Cidadão - 08/07/2024
OAB-MT INAPTA! GESTÃO LIXO! #FORAGISELA
Oliveira - 08/07/2024
Que prendam e punam o advogado Antônio João e os desembargadores pela autoria do crime estamos cansados de injustiças e crimes cometidos por juizes
Fatima - 08/07/2024
Então foram o advogado Antônio João de Carvalho Júnior ou os desembargadores e seus filhos os autores do crime?

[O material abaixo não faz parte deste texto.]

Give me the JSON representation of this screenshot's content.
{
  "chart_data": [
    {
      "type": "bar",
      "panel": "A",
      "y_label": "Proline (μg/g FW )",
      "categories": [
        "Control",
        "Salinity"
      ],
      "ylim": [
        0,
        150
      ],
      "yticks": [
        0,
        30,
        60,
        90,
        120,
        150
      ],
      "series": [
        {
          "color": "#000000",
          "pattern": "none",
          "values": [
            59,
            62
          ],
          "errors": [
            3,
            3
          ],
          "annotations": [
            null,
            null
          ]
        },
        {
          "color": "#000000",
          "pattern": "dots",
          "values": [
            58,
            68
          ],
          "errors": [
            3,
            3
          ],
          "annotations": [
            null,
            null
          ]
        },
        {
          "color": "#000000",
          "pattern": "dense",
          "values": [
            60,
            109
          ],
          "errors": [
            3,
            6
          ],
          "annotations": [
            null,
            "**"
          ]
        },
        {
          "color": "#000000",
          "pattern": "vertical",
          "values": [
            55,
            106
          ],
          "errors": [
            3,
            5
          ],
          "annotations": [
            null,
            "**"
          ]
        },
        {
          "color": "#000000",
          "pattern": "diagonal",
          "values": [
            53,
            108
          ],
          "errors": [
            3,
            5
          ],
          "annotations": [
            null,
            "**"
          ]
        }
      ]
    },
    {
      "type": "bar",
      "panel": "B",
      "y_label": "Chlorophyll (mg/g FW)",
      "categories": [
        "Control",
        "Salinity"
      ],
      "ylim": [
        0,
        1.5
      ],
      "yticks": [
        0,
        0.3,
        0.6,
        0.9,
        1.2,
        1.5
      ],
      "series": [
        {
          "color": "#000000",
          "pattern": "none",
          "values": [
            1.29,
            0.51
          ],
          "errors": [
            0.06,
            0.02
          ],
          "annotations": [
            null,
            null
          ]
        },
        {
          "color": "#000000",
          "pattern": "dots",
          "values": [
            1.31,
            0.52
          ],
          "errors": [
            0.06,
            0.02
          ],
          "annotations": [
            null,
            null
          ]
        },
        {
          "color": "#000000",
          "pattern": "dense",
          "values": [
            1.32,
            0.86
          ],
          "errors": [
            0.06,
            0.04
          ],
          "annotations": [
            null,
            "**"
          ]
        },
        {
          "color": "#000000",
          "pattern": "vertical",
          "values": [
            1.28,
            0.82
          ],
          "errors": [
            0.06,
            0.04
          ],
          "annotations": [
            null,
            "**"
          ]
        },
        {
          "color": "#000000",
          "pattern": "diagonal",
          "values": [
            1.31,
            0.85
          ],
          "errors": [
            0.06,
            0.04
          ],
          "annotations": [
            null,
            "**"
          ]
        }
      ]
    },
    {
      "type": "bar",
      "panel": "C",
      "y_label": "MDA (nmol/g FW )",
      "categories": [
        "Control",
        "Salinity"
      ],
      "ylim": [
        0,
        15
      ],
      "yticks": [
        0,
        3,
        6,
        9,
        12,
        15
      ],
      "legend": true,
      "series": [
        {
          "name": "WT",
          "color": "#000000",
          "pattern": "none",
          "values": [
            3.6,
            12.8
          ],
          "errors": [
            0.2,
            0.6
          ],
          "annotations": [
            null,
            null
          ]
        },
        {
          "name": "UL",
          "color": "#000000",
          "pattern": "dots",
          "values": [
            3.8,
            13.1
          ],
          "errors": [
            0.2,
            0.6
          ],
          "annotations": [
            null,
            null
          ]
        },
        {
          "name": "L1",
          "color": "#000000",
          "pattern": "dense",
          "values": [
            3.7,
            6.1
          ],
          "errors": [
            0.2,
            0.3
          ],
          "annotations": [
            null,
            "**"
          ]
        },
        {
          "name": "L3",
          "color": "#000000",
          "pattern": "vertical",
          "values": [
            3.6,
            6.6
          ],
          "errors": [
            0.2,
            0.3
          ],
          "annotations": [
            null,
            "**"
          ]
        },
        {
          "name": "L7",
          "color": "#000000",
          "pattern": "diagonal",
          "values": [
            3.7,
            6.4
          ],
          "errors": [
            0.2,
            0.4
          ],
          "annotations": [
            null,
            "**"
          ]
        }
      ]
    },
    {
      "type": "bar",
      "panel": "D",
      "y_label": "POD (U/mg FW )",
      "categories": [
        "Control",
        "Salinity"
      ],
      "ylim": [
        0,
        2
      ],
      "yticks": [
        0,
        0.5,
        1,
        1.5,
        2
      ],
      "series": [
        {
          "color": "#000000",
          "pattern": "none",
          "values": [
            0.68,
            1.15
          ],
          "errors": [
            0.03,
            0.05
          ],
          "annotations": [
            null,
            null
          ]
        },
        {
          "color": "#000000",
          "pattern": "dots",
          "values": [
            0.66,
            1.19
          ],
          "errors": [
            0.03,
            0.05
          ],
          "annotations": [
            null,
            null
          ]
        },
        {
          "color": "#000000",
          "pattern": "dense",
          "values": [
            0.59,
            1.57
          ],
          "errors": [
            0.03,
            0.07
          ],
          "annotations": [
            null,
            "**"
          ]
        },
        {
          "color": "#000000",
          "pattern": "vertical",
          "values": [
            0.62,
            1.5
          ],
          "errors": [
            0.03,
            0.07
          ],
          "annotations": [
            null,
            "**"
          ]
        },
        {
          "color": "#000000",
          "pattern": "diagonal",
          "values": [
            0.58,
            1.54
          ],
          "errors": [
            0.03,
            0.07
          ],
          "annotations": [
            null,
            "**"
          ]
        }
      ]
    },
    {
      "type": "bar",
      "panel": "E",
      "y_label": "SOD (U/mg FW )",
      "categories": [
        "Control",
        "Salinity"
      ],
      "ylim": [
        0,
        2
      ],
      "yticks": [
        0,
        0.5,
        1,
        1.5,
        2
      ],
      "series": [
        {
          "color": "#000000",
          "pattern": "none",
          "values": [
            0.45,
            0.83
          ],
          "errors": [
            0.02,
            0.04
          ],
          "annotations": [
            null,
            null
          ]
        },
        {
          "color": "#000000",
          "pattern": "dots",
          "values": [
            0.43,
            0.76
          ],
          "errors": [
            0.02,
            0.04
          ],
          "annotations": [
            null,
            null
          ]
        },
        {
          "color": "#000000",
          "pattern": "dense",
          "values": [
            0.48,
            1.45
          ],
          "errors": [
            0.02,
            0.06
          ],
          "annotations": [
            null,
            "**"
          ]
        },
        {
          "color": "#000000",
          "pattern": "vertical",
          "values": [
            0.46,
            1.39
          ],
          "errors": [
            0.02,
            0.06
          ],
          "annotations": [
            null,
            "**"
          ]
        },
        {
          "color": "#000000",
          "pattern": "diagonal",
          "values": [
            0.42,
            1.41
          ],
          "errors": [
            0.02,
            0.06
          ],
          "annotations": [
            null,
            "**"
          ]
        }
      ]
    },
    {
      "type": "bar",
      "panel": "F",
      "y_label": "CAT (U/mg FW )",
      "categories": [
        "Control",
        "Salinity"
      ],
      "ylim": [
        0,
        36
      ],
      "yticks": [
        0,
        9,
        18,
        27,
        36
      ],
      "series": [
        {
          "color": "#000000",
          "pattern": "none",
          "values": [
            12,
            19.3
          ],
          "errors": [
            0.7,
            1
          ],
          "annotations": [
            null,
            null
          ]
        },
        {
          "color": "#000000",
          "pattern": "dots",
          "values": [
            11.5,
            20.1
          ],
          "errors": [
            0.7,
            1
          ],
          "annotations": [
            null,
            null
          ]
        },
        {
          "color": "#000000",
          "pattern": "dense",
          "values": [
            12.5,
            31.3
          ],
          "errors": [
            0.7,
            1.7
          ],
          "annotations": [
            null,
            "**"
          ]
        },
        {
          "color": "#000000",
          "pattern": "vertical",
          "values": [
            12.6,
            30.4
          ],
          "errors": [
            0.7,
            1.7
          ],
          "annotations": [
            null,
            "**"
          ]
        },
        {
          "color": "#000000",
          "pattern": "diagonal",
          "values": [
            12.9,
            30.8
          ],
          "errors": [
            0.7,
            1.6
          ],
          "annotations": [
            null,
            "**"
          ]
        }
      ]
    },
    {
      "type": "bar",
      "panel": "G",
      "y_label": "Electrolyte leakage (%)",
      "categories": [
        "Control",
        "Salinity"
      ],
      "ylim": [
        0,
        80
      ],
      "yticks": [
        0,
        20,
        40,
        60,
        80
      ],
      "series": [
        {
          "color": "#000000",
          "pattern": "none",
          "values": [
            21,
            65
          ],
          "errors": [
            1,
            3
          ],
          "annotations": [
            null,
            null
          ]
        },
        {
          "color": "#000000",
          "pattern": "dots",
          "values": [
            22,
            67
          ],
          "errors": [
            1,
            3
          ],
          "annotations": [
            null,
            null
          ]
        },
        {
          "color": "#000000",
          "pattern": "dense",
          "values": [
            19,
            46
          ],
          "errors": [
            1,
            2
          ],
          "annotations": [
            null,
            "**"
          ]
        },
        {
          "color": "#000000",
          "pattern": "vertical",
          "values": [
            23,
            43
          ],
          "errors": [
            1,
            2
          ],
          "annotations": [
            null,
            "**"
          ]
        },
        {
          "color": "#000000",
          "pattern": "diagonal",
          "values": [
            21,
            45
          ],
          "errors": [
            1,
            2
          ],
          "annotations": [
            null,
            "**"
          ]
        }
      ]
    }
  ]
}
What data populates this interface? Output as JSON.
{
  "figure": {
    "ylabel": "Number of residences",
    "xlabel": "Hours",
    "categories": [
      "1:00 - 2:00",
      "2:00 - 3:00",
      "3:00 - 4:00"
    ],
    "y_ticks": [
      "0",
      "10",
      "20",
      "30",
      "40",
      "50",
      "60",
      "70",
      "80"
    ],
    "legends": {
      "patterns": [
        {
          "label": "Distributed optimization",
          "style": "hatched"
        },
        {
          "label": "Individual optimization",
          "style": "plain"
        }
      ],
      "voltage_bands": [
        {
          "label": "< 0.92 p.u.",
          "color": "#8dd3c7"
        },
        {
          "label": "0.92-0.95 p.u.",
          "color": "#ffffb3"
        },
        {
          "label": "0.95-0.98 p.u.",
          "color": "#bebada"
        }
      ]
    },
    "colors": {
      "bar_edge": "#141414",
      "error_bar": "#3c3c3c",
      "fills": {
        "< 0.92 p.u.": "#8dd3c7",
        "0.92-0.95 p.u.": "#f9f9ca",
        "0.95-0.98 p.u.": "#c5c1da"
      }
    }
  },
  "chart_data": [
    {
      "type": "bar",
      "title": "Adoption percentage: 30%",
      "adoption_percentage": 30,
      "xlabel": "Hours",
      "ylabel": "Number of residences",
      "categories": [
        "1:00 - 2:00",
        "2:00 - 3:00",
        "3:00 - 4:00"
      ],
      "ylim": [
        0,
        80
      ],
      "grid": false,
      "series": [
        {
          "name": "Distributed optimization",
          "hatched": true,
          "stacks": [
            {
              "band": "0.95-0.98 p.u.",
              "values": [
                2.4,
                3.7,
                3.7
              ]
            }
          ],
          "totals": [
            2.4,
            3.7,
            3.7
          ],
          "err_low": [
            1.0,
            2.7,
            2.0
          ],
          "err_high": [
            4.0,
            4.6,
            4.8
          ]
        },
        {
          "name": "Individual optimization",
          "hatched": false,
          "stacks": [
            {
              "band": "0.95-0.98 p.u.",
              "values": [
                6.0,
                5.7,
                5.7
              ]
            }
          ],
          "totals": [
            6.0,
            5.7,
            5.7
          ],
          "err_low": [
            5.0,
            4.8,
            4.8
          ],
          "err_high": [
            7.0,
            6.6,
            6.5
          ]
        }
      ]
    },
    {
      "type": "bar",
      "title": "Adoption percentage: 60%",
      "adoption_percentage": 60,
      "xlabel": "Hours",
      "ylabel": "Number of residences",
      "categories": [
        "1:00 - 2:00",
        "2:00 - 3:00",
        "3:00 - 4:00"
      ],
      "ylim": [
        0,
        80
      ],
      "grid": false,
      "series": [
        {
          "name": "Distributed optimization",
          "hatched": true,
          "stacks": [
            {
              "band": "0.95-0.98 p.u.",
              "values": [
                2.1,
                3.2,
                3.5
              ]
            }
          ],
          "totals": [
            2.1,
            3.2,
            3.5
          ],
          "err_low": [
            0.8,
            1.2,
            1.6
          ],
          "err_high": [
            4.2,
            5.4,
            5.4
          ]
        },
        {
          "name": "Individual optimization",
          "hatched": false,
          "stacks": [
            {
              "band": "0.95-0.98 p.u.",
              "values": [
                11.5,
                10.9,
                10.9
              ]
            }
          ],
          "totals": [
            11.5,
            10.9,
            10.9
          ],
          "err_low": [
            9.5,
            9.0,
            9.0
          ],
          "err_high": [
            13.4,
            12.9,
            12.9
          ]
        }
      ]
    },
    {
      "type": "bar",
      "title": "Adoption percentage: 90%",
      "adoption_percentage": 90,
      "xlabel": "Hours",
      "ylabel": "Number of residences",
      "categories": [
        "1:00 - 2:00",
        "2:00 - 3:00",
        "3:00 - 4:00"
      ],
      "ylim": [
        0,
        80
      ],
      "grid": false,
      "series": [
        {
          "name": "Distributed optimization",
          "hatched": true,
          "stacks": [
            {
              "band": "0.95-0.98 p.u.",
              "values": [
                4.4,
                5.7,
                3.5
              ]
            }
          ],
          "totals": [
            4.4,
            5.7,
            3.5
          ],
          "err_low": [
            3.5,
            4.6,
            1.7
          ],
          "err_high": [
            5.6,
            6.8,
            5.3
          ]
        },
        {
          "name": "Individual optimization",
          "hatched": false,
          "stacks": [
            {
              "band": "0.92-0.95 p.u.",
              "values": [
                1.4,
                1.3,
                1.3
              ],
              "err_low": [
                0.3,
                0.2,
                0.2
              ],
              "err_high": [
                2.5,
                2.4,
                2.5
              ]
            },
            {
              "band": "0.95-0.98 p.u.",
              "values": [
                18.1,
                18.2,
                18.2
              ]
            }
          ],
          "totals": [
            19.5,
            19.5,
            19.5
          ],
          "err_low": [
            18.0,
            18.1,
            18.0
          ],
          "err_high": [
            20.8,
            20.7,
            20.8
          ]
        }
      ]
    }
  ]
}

ANAIS DA HÍSTÓRIA - 08/07/2024
JUIZ LEOPOLDINO, CASO DA MAÇONARIA ETC, ETC, MAIS UMA VEZ O JUDICIÁRIO ENTRELAÇADO COM A LABANÇA DA FÉTIDA CORRUPÇÃO. ATÉ QUANDO? ATÉ QUANDO Ó DEUSA THEMIS? ATÉ QUANDO PERMITIRÁS QUE AQUELES QUE VESTEM A TOGA PARA RE´RESENTÁ-LA, SE EMBEBEDEM COM OS LAÇOS DA BANDIDAGEM? ATÉ QUANDO DESEMBARGADORES, JUÍZES VENDERÃO SENTEÇA, PROTEGERÃO SUAS PROLES, PERSEGUIRÃO SEUS ALGOZES, MESMO SABENDO QUE VIOLAM AS LEIS DESTE PAIS? SERÁ QUE MAIS UMA VEZ AS AUTORIDADES COMPETENTES JOGARÃO O LIXO PRA BAIXO DO TAPETE E DIRÃO VAMOS POR UM FIM NESSA HISTÓRIA E RECOMEÇARÃO TUDO COMO SE NADA TIVESSE OCORRIDO? ATÉ QUANDO Ó SENHORES? ATÉ QUANDO?